I'd expect the protests to be disproportionate in number and loudness because the billion webmasters who couldn't care less aren't weighing in on it.

Now, I'm not saying this with a strong opinion on this specific proposal. It doesn't affect me either way. It's more about the general principle that a loud number of small webmasters opposing the move doesn't mean it's not a good idea. Like, people loudly argued about removing <marquee> back in the day, but that happened to be a great idea.
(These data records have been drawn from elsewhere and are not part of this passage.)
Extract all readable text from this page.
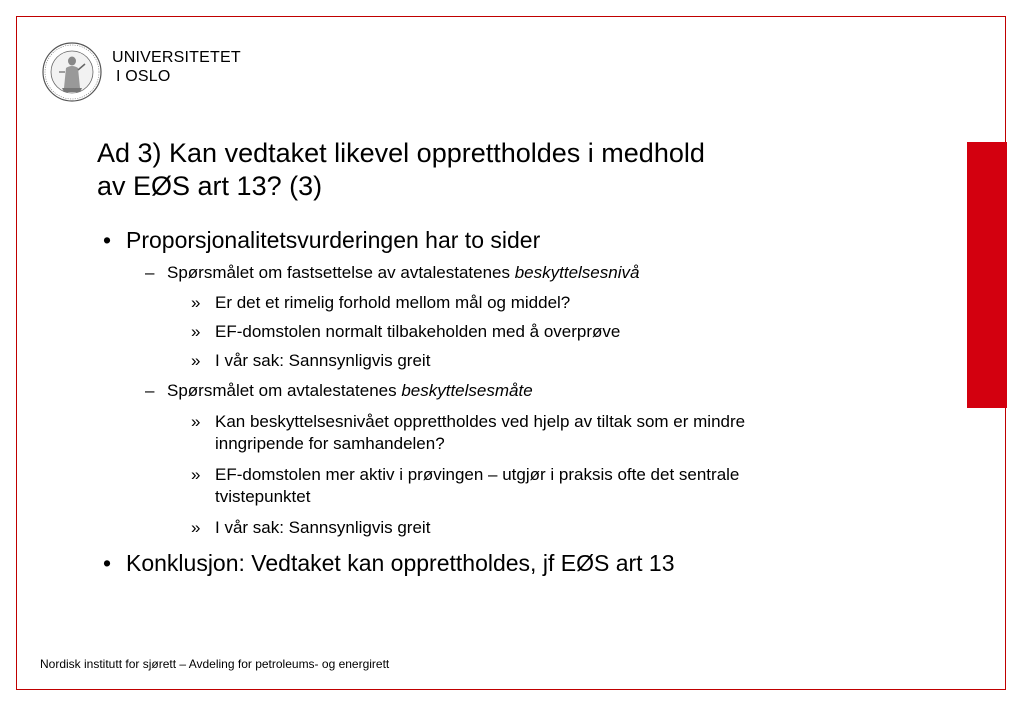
UNIVERSITETET
I OSLO
Ad 3) Kan vedtaket likevel opprettholdes i medhold
av EØS art 13? (3)
• Proporsjonalitetsvurderingen har to sider
– Spørsmålet om fastsettelse av avtalestatenes beskyttelsesnivå
» Er det et rimelig forhold mellom mål og middel?
» EF-domstolen normalt tilbakeholden med å overprøve
» I vår sak: Sannsynligvis greit
– Spørsmålet om avtalestatenes beskyttelsesmåte
» Kan beskyttelsesnivået opprettholdes ved hjelp av tiltak som er mindre inngripende for samhandelen?
» EF-domstolen mer aktiv i prøvingen – utgjør i praksis ofte det sentrale tvistepunktet
» I vår sak: Sannsynligvis greit
• Konklusjon: Vedtaket kan opprettholdes, jf EØS art 13
Nordisk institutt for sjørett – Avdeling for petroleums- og energirett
LegionMammal978 · 7 days ago

True, a small number of vocal opponents does not automatically make something a bad idea. But in these cases of compatibility, especially with something as big as the Web, the vast majority of those affected who do care will be completely silent. There's no hotline to call up the entire world and tell them to update their code.

(And if you did want to tell the entire world to update their code, and have any chance of them following through with it, you'd better make sure there's an immediate replacement ready. Log4Shell would probably still be a huge issue today if it couldn't be fixed in place by swapping out jar files.)

LegionMammal978 commented on "Remove mentions of XSLT from the html spec" github.com/whatwg/html/pu... · Posted by u/troupo

intrasight · 7 days ago

It is a balance (compatibility vs attach surfaces). The issue with XSLT (which I am still a strong advocate for) is that nobody is maintaining that code. So vulnerabilities sit there undetected. Like the relatively recent discovery of the xsl:document vulnerability.

LegionMammal978 · 7 days ago

> It is a balance (compatibility vs attach surfaces).

What I'm trying to say is that it's a false dichotomy in most cases: implementations could almost eliminate the attack surface while maintaining the same functionality, and without devoting any more ongoing effort. Such as, for instance, JS polyfills, or WASM blobs, which could be subjected to the usual security boundaries no matter how bug-ridden and ill-maintained they are internally.

But removing the functionality is often seen as the more expedient option, and so that's what gets picked.